Thomas Broderick - Founder

Story Acceptance!

The holiday weekend is off to a great start! Last night I found out that Visitant accepted “In All Her Volumes Vast.” At approximately 450 words, the story is both the shortest I’ve ever published and the shortest I’ve ever written. Regardless, the plot moved me many times during the writing process. Finding an incomplete draft in my ‘ideas’ folder over the winter holidays, I knew I had to finish it. And today, I’m trilled that everyone will have the chance to read it in just a few short months.
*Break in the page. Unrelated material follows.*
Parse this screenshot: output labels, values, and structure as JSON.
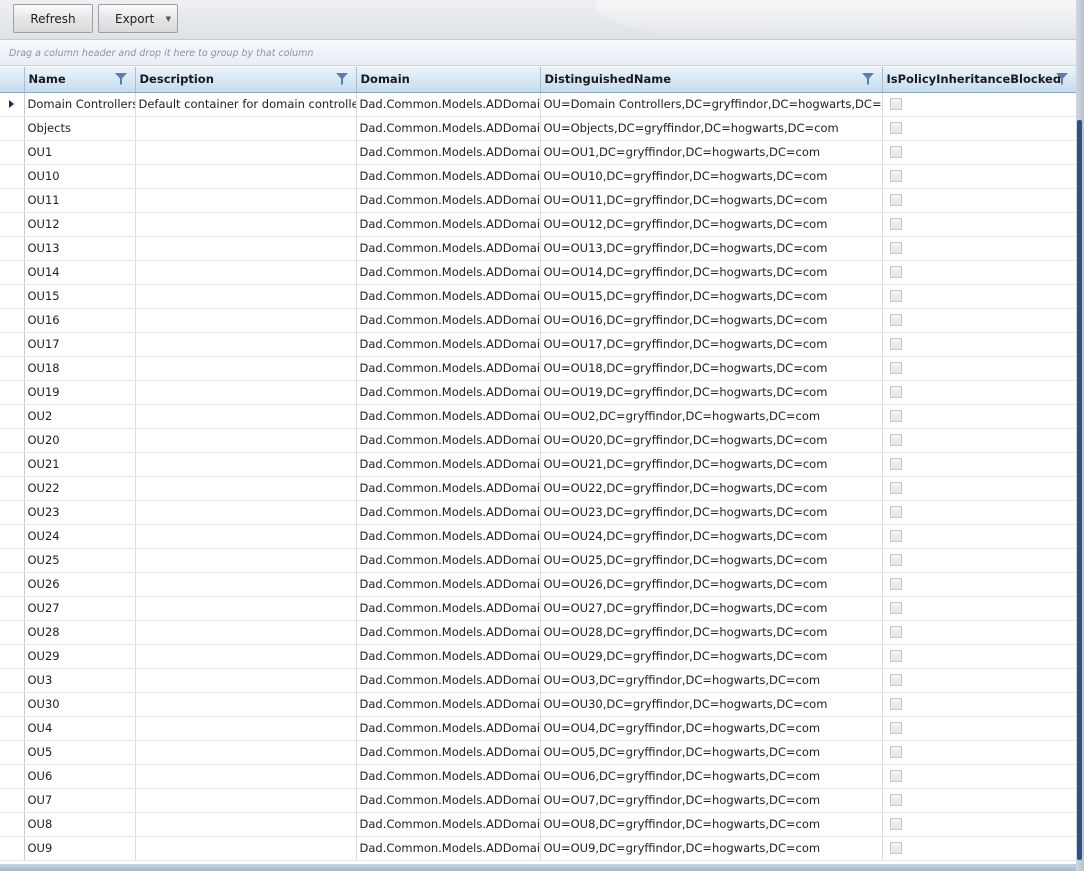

Finally, thanks to Lord Byron, who inspired the story and provided its title:

There is the moral of all human tales;”
“Tis but the same rehearsal of the past,
First Freedom, and then Glory — when that fails,
Wealth, vice, corruption, — barbarism at last.
And History, with all her volumes vast,
Hath but one page, — ’tis better written here,
Where gorgeous Tyranny hath thus amass’d
All treasures, all delights, that eye or ear,
Heart, soul could seek, tongue ask — Away with words! draw near,

Admire, exult, despise, laugh, weep, — for here
There is such matter for all feeling: — Man!
Thou pendulum betwixt a smile and tear,
Ages and realms are crowded in this span,
This mountain, whose obliterated plan
The pyramid of empires pinnacled,
Of Glory’s gewgaws shining in the van
Till the sun’s rays with added flame were fill’d!
Where are its golden roofs? where those who dared to build?